Reach Out and Read program introduced at Family Health Medical …
MAYVILLE – Getting books from the doctor will soon be a routine part of well-child visits at Family Health Medical Services, as doctors and nurses welcome the Reach Out and Read program to the practice. Family Health Medical Services joins more than 3,797 programs nationally that are working to make books part of a healthy childhood.
Reach Out and Read is a simple, yet highly effective concept. The program targets children growing up in poverty and without books and features three key elements:
Volunteers read with children in pediatric clinic waiting areas.
Pediatricians educate parents about the importance of reading with their children every day.
Every child from the age of six months to five years receives a new book to take home and keep when they come in for a well-child checkup.
“Giving a book to a young child, along with age-appropriate advice about sharing books for the parents, may be the only concrete activity a pediatrician can routinely do to promote child development,” commented Barry S. Zuckerman, MD ROR co-founder, and chief of pediatrics at Boston University School of Medicine.
Medical research supports the claim, showing that literacy-promoting interventions by the pediatrician have a significant effect on parental behaviors, beliefs and attitudes toward reading aloud.
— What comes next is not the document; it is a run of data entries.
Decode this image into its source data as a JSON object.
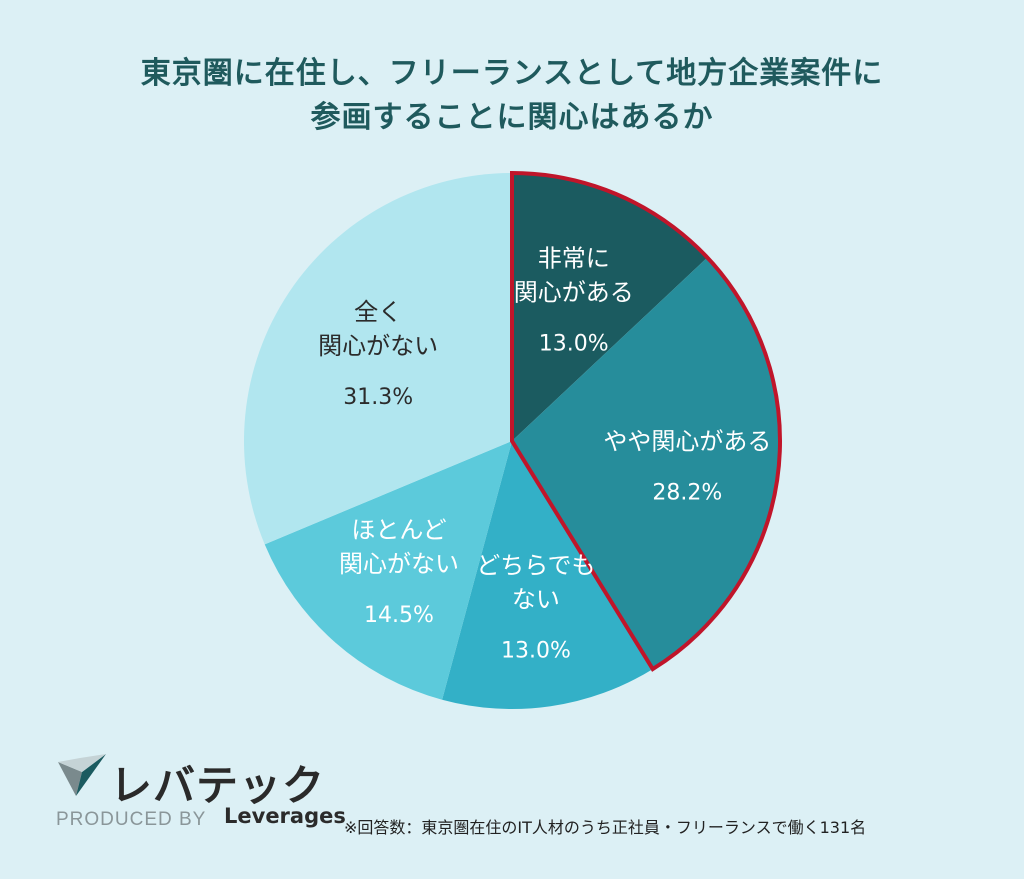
{
  "title_line1": "東京圏に在住し、フリーランスとして地方企業案件に",
  "title_line2": "参画することに関心はあるか",
  "chart_data": {
    "type": "pie",
    "title": "東京圏に在住し、フリーランスとして地方企業案件に参画することに関心はあるか",
    "unit": "%",
    "slices": [
      {
        "label_lines": [
          "非常に",
          "関心がある"
        ],
        "value": 13.0,
        "value_text": "13.0%",
        "color": "#1b5b60",
        "text_color": "#ffffff",
        "highlighted": true
      },
      {
        "label_lines": [
          "やや関心がある"
        ],
        "value": 28.2,
        "value_text": "28.2%",
        "color": "#268d9b",
        "text_color": "#ffffff",
        "highlighted": true
      },
      {
        "label_lines": [
          "どちらでも",
          "ない"
        ],
        "value": 13.0,
        "value_text": "13.0%",
        "color": "#33b0c7",
        "text_color": "#ffffff",
        "highlighted": false
      },
      {
        "label_lines": [
          "ほとんど",
          "関心がない"
        ],
        "value": 14.5,
        "value_text": "14.5%",
        "color": "#5ccadb",
        "text_color": "#ffffff",
        "highlighted": false
      },
      {
        "label_lines": [
          "全く",
          "関心がない"
        ],
        "value": 31.3,
        "value_text": "31.3%",
        "color": "#b1e6ef",
        "text_color": "#2b2b2b",
        "highlighted": false
      }
    ],
    "highlight_color": "#c0152a"
  },
  "logo_text": "レバテック",
  "produced_by": "PRODUCED BY",
  "brand": "Leverages",
  "footnote": "※回答数：東京圏在住のIT人材のうち正社員・フリーランスで働く131名"
}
For more than a decade, studies have indicated that parents who get books and literacy counseling from their doctors and nurses are more likely to read to their young children, read to them more often, and provide more books in the home. In addition, several studies have also shown improvements in the language scores of young children receiving Reach Out and Read.
“Reading with your child is an invitation to conversation,” said Dr. Robert Berke, MD ROR Medical Director at Family Health Services.
For more information about Reach Out and Read at Family Health Medical Services, or if you would like to donate funds or volunteer as a reader, please call 753-7107.
Reach Out and Read is a national, non-profit program that is working to make literacy promotion a standard part of pediatric primary care, so that children grow up with books and a love of reading. ROR trains doctors and nurses about the importance of reading aloud and to give books to children at pediatric check-ups from six months to five years of age, with a special focus on children growing up in poverty. This year, Reach Out and Read will provide more than 4.1 million books to more than 2.5 million children, at over 3,797 programs throughout the country.